ユニットバスのゴミ箱に丸められたティッシュとコンドームの袋があった。遊んでいるだけに用心もしているんだと思う。そこには安心した。
 ___ピルを飲んでるからいいんだけど
 それを言ってしまうと、それが目的な女だと思われそうで言わなかった。生理痛がひどいので婦人科の先生の勧めで飲んでるんだけど。
 簡単にシャワーを浴びて、翔馬と入れ替わる。持ってきたメイク道具でメイクを直していく。
 「やっぱりさ、女ってそういう準備はしっかりしてるよね?」
 「あ、そんなつもりじゃないんだけど、メイクって何もしなくても崩れてしまうから、だから、持ち歩いてて」
 「いいよ、そんなこと。お陰でどんなに乱れても普通の顔に戻れるんだもんね」
 「あ、うん」
 ___乱れても…か、乱れたよね、すごく
 口紅を塗っていたら、ぎゅっと抱きしめられた。
 「綺麗だったよ、ミハル。あんなミハルは他の男に見せちゃダメだ、俺だけのものにしたいよ」
 「あ、そんな…」
 後ろから耳たぶを甘噛みされた。おさまっていたカラダの熱が、またもわっと蘇り思わず身震いをしてしまう。
 「感じたの?まだ、足りなかった?」
 「ち、ちがう!」
 改めて言われると、恥ずかしくてたまらない。
 「恥ずかしがらないで。また、してあげるから。あんなミハルをまた見たいからね」
 抱きしめられた腕を私も抱きしめ返し、振り返って口づけた。
 「ミハル?」
 「はい」
 「俺のこと、好きになって」
 「好き、好きです」
 「愛して」
 「あ…愛してます」
 「いい子だね、ミハル。うれしいよ」
 「…はい」
 子供を誉めるように頭を撫でてくれた。
 4時になった。
もっとこうしていたいと思いながら、急いで家に帰らないといけないと思う私がいる。
駅まで送ってもらった。
 「ミハル、あとで鏡に映してよく自分を見て。とても綺麗になったよ。じゃ、またね」
 「はい、また…」
 “また”会いたいと強く思った。
 電車に乗って、窓ガラスに映る自分の姿を見た。さっきまで、あの場所であんなことやこんなことをしていた女だと思うと、胸の辺りがざわざわする。してしまったという後悔はなかった。ただなんとなく、今朝までの自分とは違うと感じた。

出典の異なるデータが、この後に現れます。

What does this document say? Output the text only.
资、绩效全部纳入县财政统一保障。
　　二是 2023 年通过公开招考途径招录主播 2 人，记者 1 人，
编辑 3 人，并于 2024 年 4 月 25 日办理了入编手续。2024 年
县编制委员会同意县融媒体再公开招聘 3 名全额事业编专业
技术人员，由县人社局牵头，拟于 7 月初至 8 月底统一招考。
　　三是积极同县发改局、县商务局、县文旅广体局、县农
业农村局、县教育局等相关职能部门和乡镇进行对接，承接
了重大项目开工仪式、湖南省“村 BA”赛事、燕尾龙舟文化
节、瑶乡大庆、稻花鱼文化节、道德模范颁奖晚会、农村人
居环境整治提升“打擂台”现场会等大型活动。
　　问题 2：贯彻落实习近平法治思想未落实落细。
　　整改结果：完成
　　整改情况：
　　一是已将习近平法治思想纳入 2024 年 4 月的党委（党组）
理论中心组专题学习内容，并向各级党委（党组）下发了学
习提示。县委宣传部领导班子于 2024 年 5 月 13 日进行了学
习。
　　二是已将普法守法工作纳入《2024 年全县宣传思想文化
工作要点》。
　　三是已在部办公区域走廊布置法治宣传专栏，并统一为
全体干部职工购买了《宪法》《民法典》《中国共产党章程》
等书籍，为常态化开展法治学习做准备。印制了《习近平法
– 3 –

 家に帰り、朝のうちに下ごしらえをしていた晩ご飯を用意する。洗濯物を取り込み、掃除機をかけて家族の帰りを待つ。
 「ただいま!お母さん、お土産は?」
 「あ、美味しいケーキ屋さんが近くになかったからコンビニスイーツで許して!」
 「ま、いいけど」
 「ただいま、晩飯何?」
 伊織も帰ってきた。
 ぴこん🎶
 『残業で遅くなる。晩ご飯は食べて帰るからいらない』
 夫からのLINEにも、気が滅入ることもない。
 お風呂に入って裸の自分の姿を見た。
 ___うん、綺麗になった気がする
 翔馬が言ったのは、まんざらでもない気がした。細胞のひとつひとつまでがイキイキとしてるように見える。
 ___満たされるってこういうことかもしれないな
 数時間前まで翔馬と繋がっていたソコを、そっと自分で触れた。